Playwright and screenwriter Rose Leiman Goldemberg wrote the TV movie The Burning Bed (1984). It was the first really raw and bloody TV portrayal of a battered wife tried for murdering her husband. More than 50 million people watched its premiere. [1] The result: criminalization, in the U.S., of domestic violence and marital rape. The latter, considered a separate issue, became illegal in all 50 states in 1993. The federal Violence Against Women Act, passed in 1994, has since updated its language and scope.

Before The Burning Bed, if police saw no violence they didn't make arrests. Clergy counseled married women despite broken jaws and shiners to remember their vow to honor their men. Shelters for women and children were few. There were some domestic-violence phone helplines. A 1-800 number appeared at the movie's end. Tens of thousands phoned that evening.

Rose Leiman Goldemberg

Goldemberg died July 21 at age 97. Her link with Sylvia Plath is her adaptation of Letters Home, a selection from Sylvia's letters edited by her mother Aurelia Plath. The two-character play debuted in New York in 1979, went to London and Paris and onward, and there is a very good closed-captioned French-language film of it (1986). Goldemberg earned Aurelia Plath's trust with a staged reading in Warren Plath's living room. Aurelia received 50 percent of each production's profits and letters document the women's friendship. But Goldemberg had to move on to her next book, play, or movie. She wrote a lot of each. [2]

As with The Burning Bed, Goldemberg often dramatized biographies and hustled to sell her scripts and see them produced. In the 1980s all three commercial television networks aired prime-time made-for-TV movies. All rejected the Burning Bed. They said no big female star wanted to appear disheveled and bruised to play a battered wife and mother. Except Farrah Fawcett. Fetishized for her pin-up photo and iconic hairdo, Fawcett had left what was called "jiggle TV" for gritty roles in off-Broadway plays such as Extremities. She gave a performance so memorable people still watch it.

Hollywood actors then asked Goldemberg to write them similar star vehicles with serious themes. She wrote Stone Pillow (1985), about a homeless woman, for Lucille Ball.

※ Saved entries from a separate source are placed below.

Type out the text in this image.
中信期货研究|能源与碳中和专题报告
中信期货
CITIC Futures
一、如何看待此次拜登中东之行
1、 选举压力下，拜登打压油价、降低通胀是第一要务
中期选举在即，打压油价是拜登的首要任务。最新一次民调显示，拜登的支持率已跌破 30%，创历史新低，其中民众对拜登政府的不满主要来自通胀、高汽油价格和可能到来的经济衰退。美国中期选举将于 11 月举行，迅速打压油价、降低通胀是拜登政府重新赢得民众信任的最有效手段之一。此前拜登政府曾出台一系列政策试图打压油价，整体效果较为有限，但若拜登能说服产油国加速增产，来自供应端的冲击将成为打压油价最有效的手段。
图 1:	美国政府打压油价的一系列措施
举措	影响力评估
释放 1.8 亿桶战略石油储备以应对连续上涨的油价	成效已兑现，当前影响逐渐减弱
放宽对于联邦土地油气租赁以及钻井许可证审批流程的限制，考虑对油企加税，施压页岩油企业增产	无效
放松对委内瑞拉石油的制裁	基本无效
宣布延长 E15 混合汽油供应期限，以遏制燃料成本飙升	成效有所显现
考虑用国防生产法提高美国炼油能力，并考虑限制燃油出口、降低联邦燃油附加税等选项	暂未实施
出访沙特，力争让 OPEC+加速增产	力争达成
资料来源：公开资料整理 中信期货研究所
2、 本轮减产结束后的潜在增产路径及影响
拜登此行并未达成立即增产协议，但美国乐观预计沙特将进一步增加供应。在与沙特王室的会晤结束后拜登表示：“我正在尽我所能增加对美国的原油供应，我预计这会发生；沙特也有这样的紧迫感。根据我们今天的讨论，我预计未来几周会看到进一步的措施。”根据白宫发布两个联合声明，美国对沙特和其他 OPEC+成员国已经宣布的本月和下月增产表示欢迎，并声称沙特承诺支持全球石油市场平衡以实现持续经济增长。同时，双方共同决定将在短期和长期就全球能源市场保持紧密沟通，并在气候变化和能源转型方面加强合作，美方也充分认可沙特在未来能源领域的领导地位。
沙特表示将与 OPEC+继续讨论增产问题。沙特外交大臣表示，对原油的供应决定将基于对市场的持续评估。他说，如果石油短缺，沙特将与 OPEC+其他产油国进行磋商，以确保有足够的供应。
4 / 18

All three networks then exploded with TV movies exposing the harm done by incest, stalking, parental kidnapping, and psychiatric treatment, which Sylvia Plath's novel The Bell Jar had made a women's issue. These TV movies are now on YouTube and exist because women writers had and used their nerve.

Success felt strange. In a note to herself written two weeks before Letters Home premiered, Goldemberg, temporarily away from home, 1) longed to talk with Aurelia but didn't want to burden her and 2) felt insecure, yet exhilarated. "I am fifty, and old enough to know something," she mused. "Do we keep discovering?" [3]

Some of Goldemberg's earlier plays now seem dated. The Plath play was her only international hit. She wrote novels and screenplays few people ever heard of. It is easy for writers to think that a life spent writing what they were moved to write was mostly wasted.

Note to self: It never is. 

[1] "Francine Hughes Wilson," New York Times obituary 31 March 2017, says 75 million.

[21 See roseleimangoldemberg.com, her New York Times obituary (30 July 2025), and a full-length interview with Goldemberg (2011) opening with a discussion of The Burning Bed, on YouTube.com.

[3] "Thoughts at Barbara's typewriter," 12 September 1979, Rose Leiman Goldemberg Papers, Billy Rose Theatre Division, New York Public Library.

 Actor Doris Belack, Letters Home's original "Aurelia," and Aurelia Plath at the American Place Theater, New York, September 1979. (That's not Sylvia's necklace.)